In most circumstances, you are correct. It makes sense to be all Roth if you'll have a LOT of other income already coming in before you start to draw any money from retirement accounts. This guy is claiming his tax rate in retirement will be 37%, which means he's expecting to have a couple of hundred thousand a year of other income coming in. Not the case for probably 90% or more of people. For people who DON'T have tons of other expected income in retirement, I think as long as your traditional account isn't growing well beyond your needs (snowballing) you're doing OK. This scenario only applies to that small slice of retirees who will have loads of other income.
I have 2 pensions that put me near $100k, plus rental income. I’m converting now before I take SS ($2696 at 62 if I take it). It makes sense for me to convert now.
Obviously if you are getting well over $100k in income before touching your portfolio, or drawing SS, then you are in a totally different category from 95% of retirees.
And, yes then it is just a math equation on when to convert. Of note it will also have no effect on your lifestyle.
There are always exceptions, I was addressing average and above average retirees.
For the wealthy, IRMAA and Social Security penalties are math problems, not lifestyle issues. Roth conversions, even in higher brackets can obviously make sense from a math standpoint point.
For those of us that are well off or less, but not blessed with large pensions, some traditional money still makes sense.
@@Liledgy100 So when to take SS becomes mostly an issue of expected longevity, or the survivor benefits desired for a spouse.
A 14% rate of return is way too optimistic in my opinion. But you’re absolutely right about the time horizon. I’m 65, have an IRA of 2 million, along with a pension and SS. During my working years was in the 24% tax bracket making Roth conversions unattractive. And my tax bracket hasn’t really diminished much in retirement. Factoring time horizon, I’m not seeing the benefit of converting at this point.
Most planners advocate Roth convsn bc most ppl are not converting millions of $. If one ends up at the highest tax bracket now, and still be in highest brkt in retirement, the breakeven point will be >25 years, when most retirees had lost their vitality.
Good video however the length of time does not matter. If you are 5,10, or 20 years from RMDs, the math is the same. If your tax rate is the same when converting or deferring comes out the same. If your tax % is less when converting you come out ahead and vice versa. Number of years does not change the outcome, nor does asset growth rate.
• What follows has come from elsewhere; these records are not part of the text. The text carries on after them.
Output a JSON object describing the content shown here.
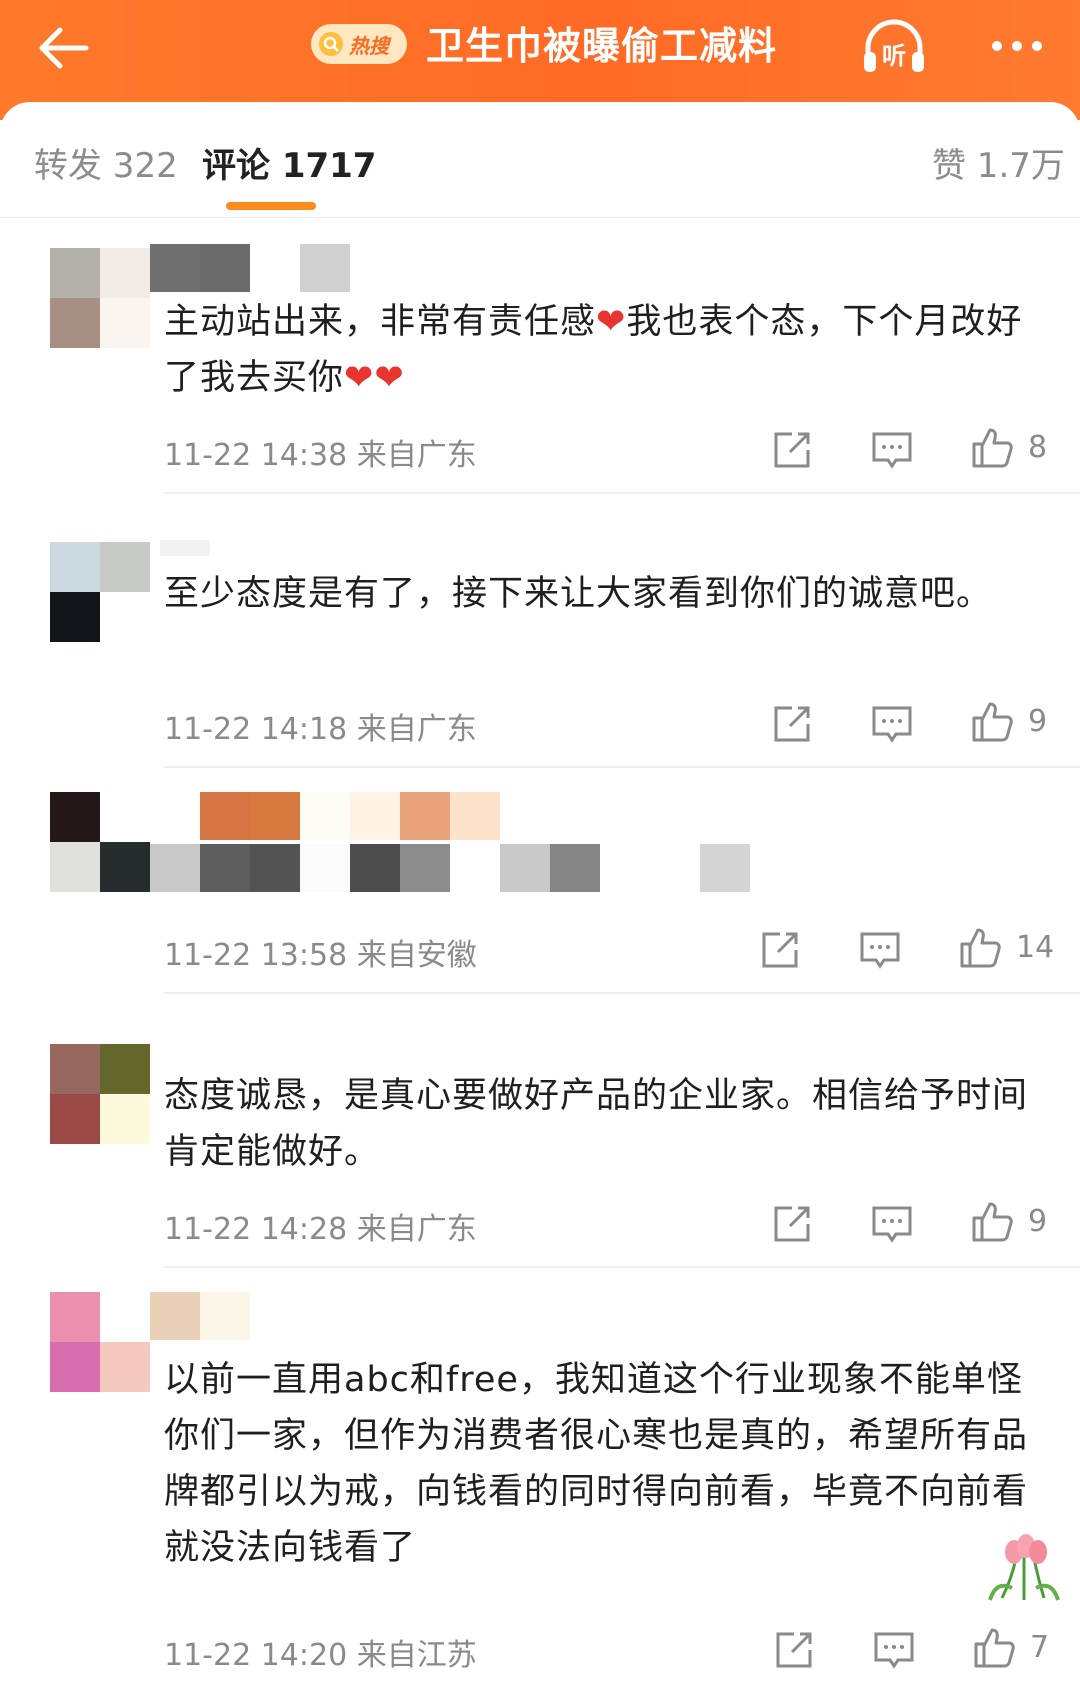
{
  "header": {
    "hot_badge_label": "热搜",
    "topic_title": "卫生巾被曝偷工减料",
    "listen_label": "听"
  },
  "tabs": {
    "repost": "转发 322",
    "comments": "评论 1717",
    "likes": "赞 1.7万"
  },
  "comments": [
    {
      "text": "主动站出来，非常有责任感❤️我也表个态，下个月改好了我去买你❤️❤️",
      "time": "11-22 14:38",
      "location": "来自广东",
      "likes": "8"
    },
    {
      "text": "至少态度是有了，接下来让大家看到你们的诚意吧。",
      "time": "11-22 14:18",
      "location": "来自广东",
      "likes": "9"
    },
    {
      "text": "",
      "time": "11-22 13:58",
      "location": "来自安徽",
      "likes": "14"
    },
    {
      "text": "态度诚恳，是真心要做好产品的企业家。相信给予时间肯定能做好。",
      "time": "11-22 14:28",
      "location": "来自广东",
      "likes": "9"
    },
    {
      "text": "以前一直用abc和free，我知道这个行业现象不能单怪你们一家，但作为消费者很心寒也是真的，希望所有品牌都引以为戒，向钱看的同时得向前看，毕竟不向前看就没法向钱看了",
      "time": "11-22 14:20",
      "location": "来自江苏",
      "likes": "7"
    }
  ],
  "colors": {
    "header_orange": "#ff6a24",
    "tab_underline": "#ff8a1e",
    "meta_gray": "#8a8a8a",
    "heart_red": "#e8332e"
  },
  "icons": [
    "back-arrow-icon",
    "search-icon",
    "headphones-icon",
    "more-dots-icon",
    "share-icon",
    "comment-icon",
    "thumbs-up-icon",
    "tulip-sticker-icon"
  ]
}
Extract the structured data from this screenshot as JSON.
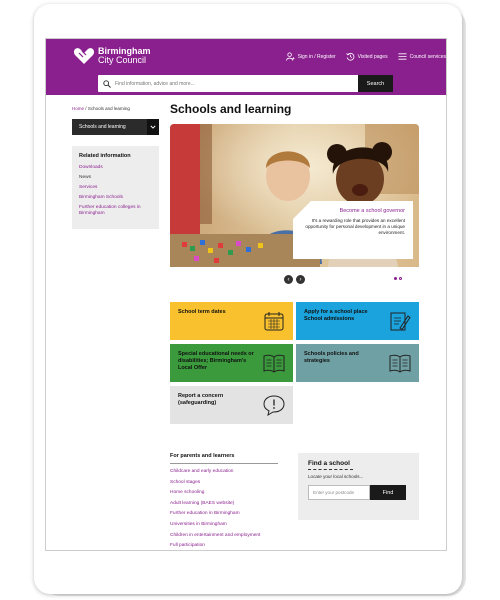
{
  "header": {
    "logo_line1": "Birmingham",
    "logo_line2": "City Council",
    "nav": [
      {
        "label": "Sign in / Register",
        "icon": "user-icon"
      },
      {
        "label": "Visited pages",
        "icon": "history-icon"
      },
      {
        "label": "Council services",
        "icon": "menu-icon"
      }
    ],
    "search_placeholder": "Find information, advice and more...",
    "search_button": "Search"
  },
  "breadcrumb": {
    "home": "Home",
    "separator": "/",
    "current": "Schools and learning"
  },
  "section_select": {
    "value": "Schools and learning"
  },
  "related": {
    "title": "Related information",
    "links": [
      "Downloads",
      "News",
      "Services",
      "Birmingham Schools",
      "Further education colleges in Birmingham"
    ]
  },
  "page_title": "Schools and learning",
  "hero": {
    "card_title": "Become a school governor",
    "card_text": "It's a rewarding role that provides an excellent opportunity for personal development in a unique environment.",
    "prev": "‹",
    "next": "›"
  },
  "tiles": [
    {
      "label": "School term dates",
      "color": "#f9c12e",
      "icon": "calendar-icon"
    },
    {
      "label": "Apply for a school place School admissions",
      "color": "#1aa3dd",
      "icon": "form-edit-icon"
    },
    {
      "label": "Special educational needs or disabilities; Birmingham's Local Offer",
      "color": "#3a9a3c",
      "icon": "book-icon"
    },
    {
      "label": "Schools policies and strategies",
      "color": "#6fa0a3",
      "icon": "book-icon"
    },
    {
      "label": "Report a concern (safeguarding)",
      "color": "#e3e3e3",
      "icon": "alert-bubble-icon"
    }
  ],
  "parents": {
    "title": "For parents and learners",
    "links": [
      "Childcare and early education",
      "School stages",
      "Home schooling",
      "Adult learning (BAES website)",
      "Further education in Birmingham",
      "Universities in Birmingham",
      "Children in entertainment and employment",
      "Full participation"
    ]
  },
  "find_school": {
    "title": "Find a school",
    "subtitle": "Locate your local schools...",
    "placeholder": "Enter your postcode",
    "button": "Find"
  },
  "colors": {
    "brand": "#8a1f8e",
    "dark": "#1a1a1a"
  }
}
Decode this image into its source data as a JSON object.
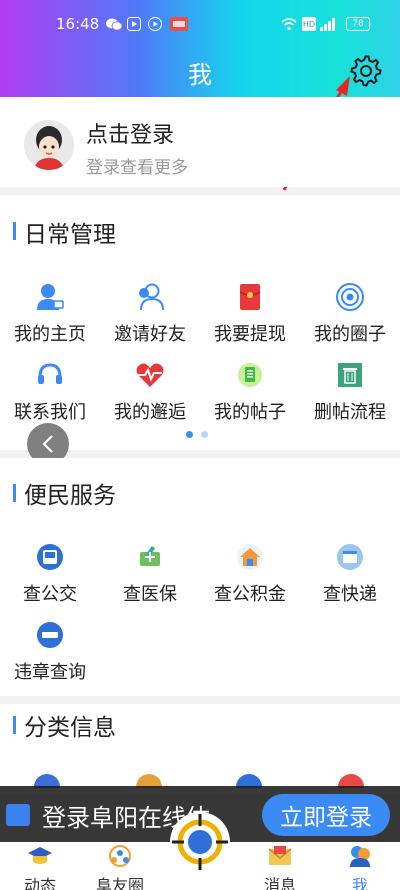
{
  "status": {
    "time": "16:48",
    "battery": "78",
    "hd": "HD"
  },
  "header": {
    "title": "我"
  },
  "profile": {
    "title": "点击登录",
    "subtitle": "登录查看更多"
  },
  "daily": {
    "heading": "日常管理",
    "items": [
      {
        "label": "我的主页",
        "icon": "user-home-icon"
      },
      {
        "label": "邀请好友",
        "icon": "invite-friends-icon"
      },
      {
        "label": "我要提现",
        "icon": "red-envelope-icon"
      },
      {
        "label": "我的圈子",
        "icon": "circle-target-icon"
      },
      {
        "label": "联系我们",
        "icon": "headset-icon"
      },
      {
        "label": "我的邂逅",
        "icon": "heartbeat-icon"
      },
      {
        "label": "我的帖子",
        "icon": "post-icon"
      },
      {
        "label": "删帖流程",
        "icon": "trash-icon"
      }
    ]
  },
  "service": {
    "heading": "便民服务",
    "items": [
      {
        "label": "查公交",
        "icon": "bus-icon"
      },
      {
        "label": "查医保",
        "icon": "medical-insurance-icon"
      },
      {
        "label": "查公积金",
        "icon": "housing-fund-icon"
      },
      {
        "label": "查快递",
        "icon": "express-icon"
      },
      {
        "label": "违章查询",
        "icon": "violation-icon"
      }
    ]
  },
  "category": {
    "heading": "分类信息"
  },
  "banner": {
    "text": "登录阜阳在线体",
    "button": "立即登录"
  },
  "nav": {
    "items": [
      {
        "label": "动态",
        "icon": "graduation-cap-icon"
      },
      {
        "label": "阜友圈",
        "icon": "friends-circle-icon"
      },
      {
        "label": "",
        "icon": "target-center-icon"
      },
      {
        "label": "消息",
        "icon": "mail-icon"
      },
      {
        "label": "我",
        "icon": "profile-icon"
      }
    ]
  },
  "colors": {
    "accent": "#3b8cf5",
    "header_start": "#b23cf2",
    "header_end": "#2fd2e6"
  }
}
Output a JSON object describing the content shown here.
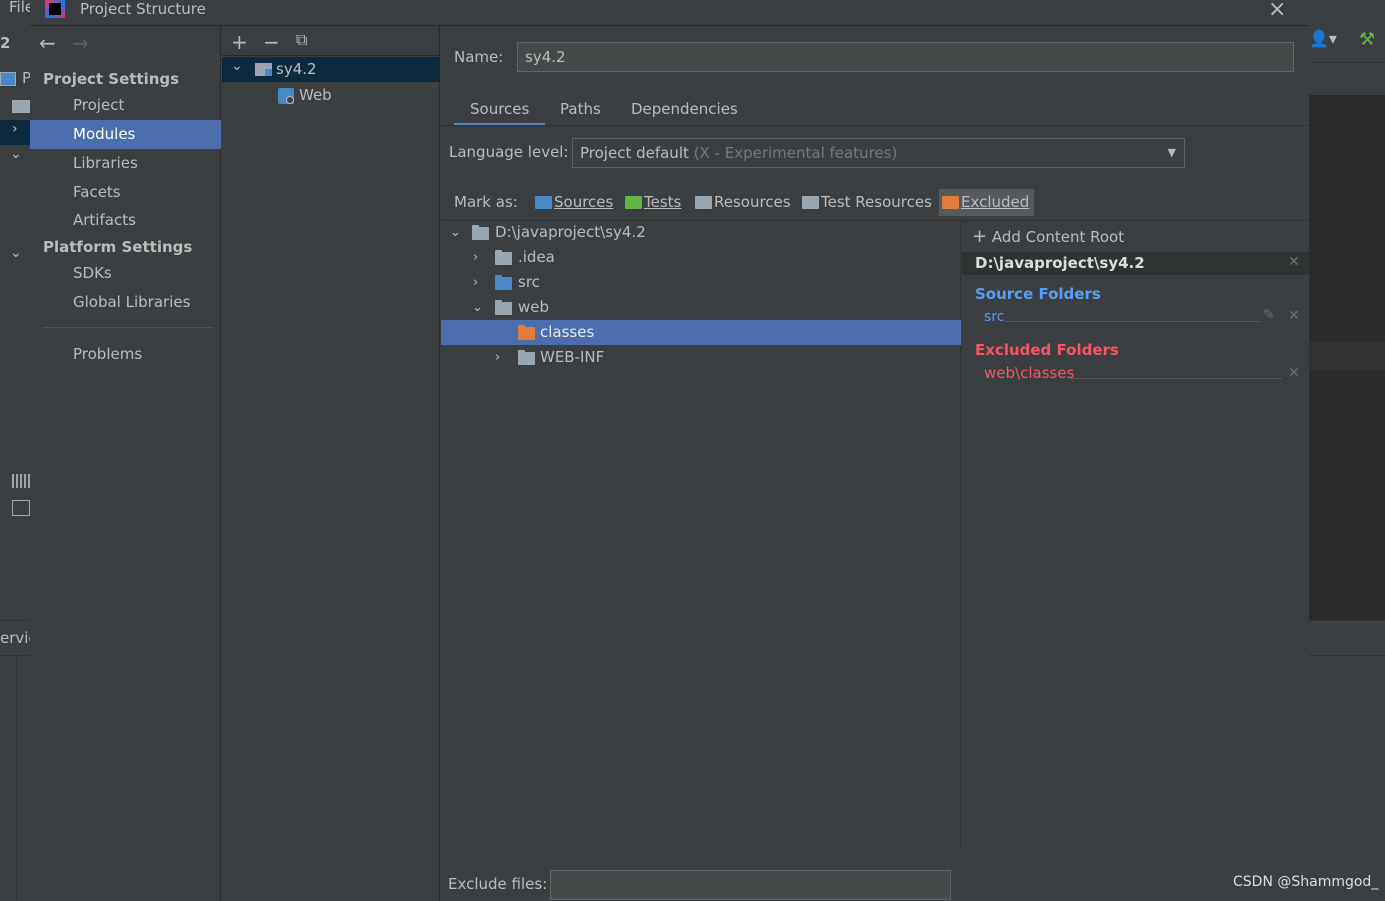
{
  "ide": {
    "menu_file": "File",
    "left_num": "2",
    "left_p": "P",
    "service_label": "ervic"
  },
  "dialog": {
    "title": "Project Structure"
  },
  "nav": {
    "project_settings": "Project Settings",
    "platform_settings": "Platform Settings",
    "items": [
      {
        "label": "Project"
      },
      {
        "label": "Modules"
      },
      {
        "label": "Libraries"
      },
      {
        "label": "Facets"
      },
      {
        "label": "Artifacts"
      },
      {
        "label": "SDKs"
      },
      {
        "label": "Global Libraries"
      },
      {
        "label": "Problems"
      }
    ]
  },
  "modules": {
    "root": "sy4.2",
    "child": "Web"
  },
  "main": {
    "name_label": "Name:",
    "name_value": "sy4.2",
    "tabs": [
      "Sources",
      "Paths",
      "Dependencies"
    ],
    "language_label": "Language level:",
    "language_value": "Project default",
    "language_hint": "(X - Experimental features)",
    "mark_as": "Mark as:",
    "mark_buttons": [
      {
        "label": "Sources",
        "color": "#4a88c7"
      },
      {
        "label": "Tests",
        "color": "#62b543"
      },
      {
        "label": "Resources",
        "color": "#9aa7b0"
      },
      {
        "label": "Test Resources",
        "color": "#9aa7b0"
      },
      {
        "label": "Excluded",
        "color": "#e07b39"
      }
    ],
    "tree": {
      "root": "D:\\javaproject\\sy4.2",
      "idea": ".idea",
      "src": "src",
      "web": "web",
      "classes": "classes",
      "webinf": "WEB-INF"
    },
    "exclude_label": "Exclude files:",
    "exclude_value": ""
  },
  "roots": {
    "add_label": "Add Content Root",
    "root_path": "D:\\javaproject\\sy4.2",
    "source_title": "Source Folders",
    "source_item": "src",
    "excluded_title": "Excluded Folders",
    "excluded_item": "web\\classes",
    "source_color": "#589df6",
    "excluded_color": "#f75464"
  },
  "watermark": "CSDN @Shammgod_"
}
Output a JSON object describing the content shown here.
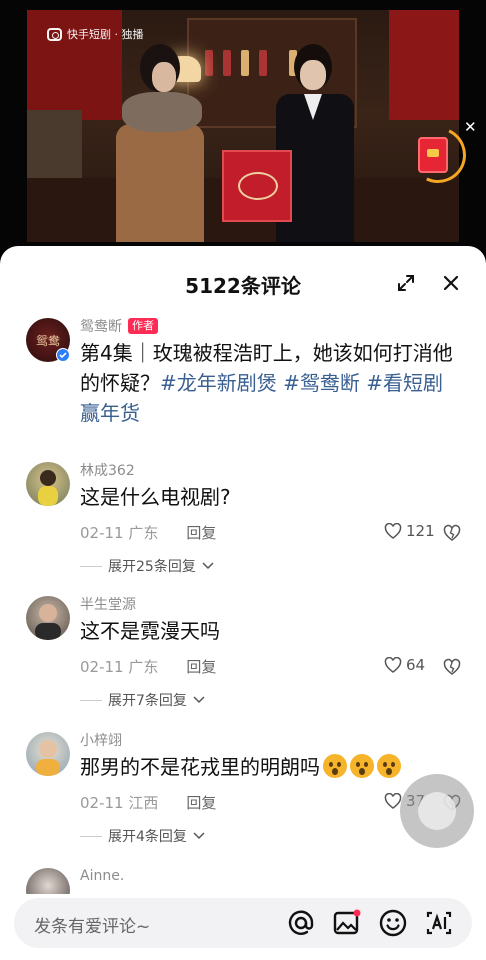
{
  "video": {
    "watermark": "快手短剧 · 独播"
  },
  "panel": {
    "title": "5122条评论"
  },
  "comments": [
    {
      "user": "鸳鸯断",
      "tag": "作者",
      "text": "第4集｜玫瑰被程浩盯上，她该如何打消他的怀疑？",
      "hashtags": "#龙年新剧煲 #鸳鸯断 #看短剧赢年货"
    },
    {
      "user": "林成362",
      "text": "这是什么电视剧?",
      "date": "02-11 广东",
      "reply": "回复",
      "likes": "121",
      "expand": "展开25条回复"
    },
    {
      "user": "半生堂源",
      "text": "这不是霓漫天吗",
      "date": "02-11 广东",
      "reply": "回复",
      "likes": "64",
      "expand": "展开7条回复"
    },
    {
      "user": "小梓翊",
      "text": "那男的不是花戎里的明朗吗",
      "date": "02-11 江西",
      "reply": "回复",
      "likes": "37",
      "expand": "展开4条回复"
    },
    {
      "user": "Ainne."
    }
  ],
  "input": {
    "placeholder": "发条有爱评论~"
  },
  "icons": {
    "at": "at-icon",
    "image": "image-icon",
    "emoji": "emoji-icon",
    "ai": "ai-icon",
    "expand": "expand-icon",
    "close": "close-icon",
    "like": "heart-icon",
    "dislike": "broken-heart-icon"
  },
  "colors": {
    "author_tag": "#fe2c55",
    "hashtag": "#3a5f91",
    "verified": "#2d7ff9",
    "redpacket": "#e62635"
  }
}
Exactly!!! This guy is making the same mistake other "experts" make regarding this issue starting at about 2:45 minutes into his video. Paying say 20% effective taxes now with a roth conversion or paying 20% effective taxes in 5-10-20 year from now leaves you with the EXACT same amount in your pocket in 5-10-20 years all other things being equal. This is true if you are using funds from tax deferred account to pay the taxes. You actually come ahead if you use money from a taxable account to pay taxes for the conversion because you don't have to pay taxes on the growth in the roth. That's why it is more cost effective to pay the taxes from a taxable account for a roth conversion.
Mat, really good walkthrough. Thank you for the detail and warnings!
Of Course. If you have any questions, feel free to click the link pinned to ask and maybe I can answer it in a future video.
Thanks Matt! Very, very logical on many fronts!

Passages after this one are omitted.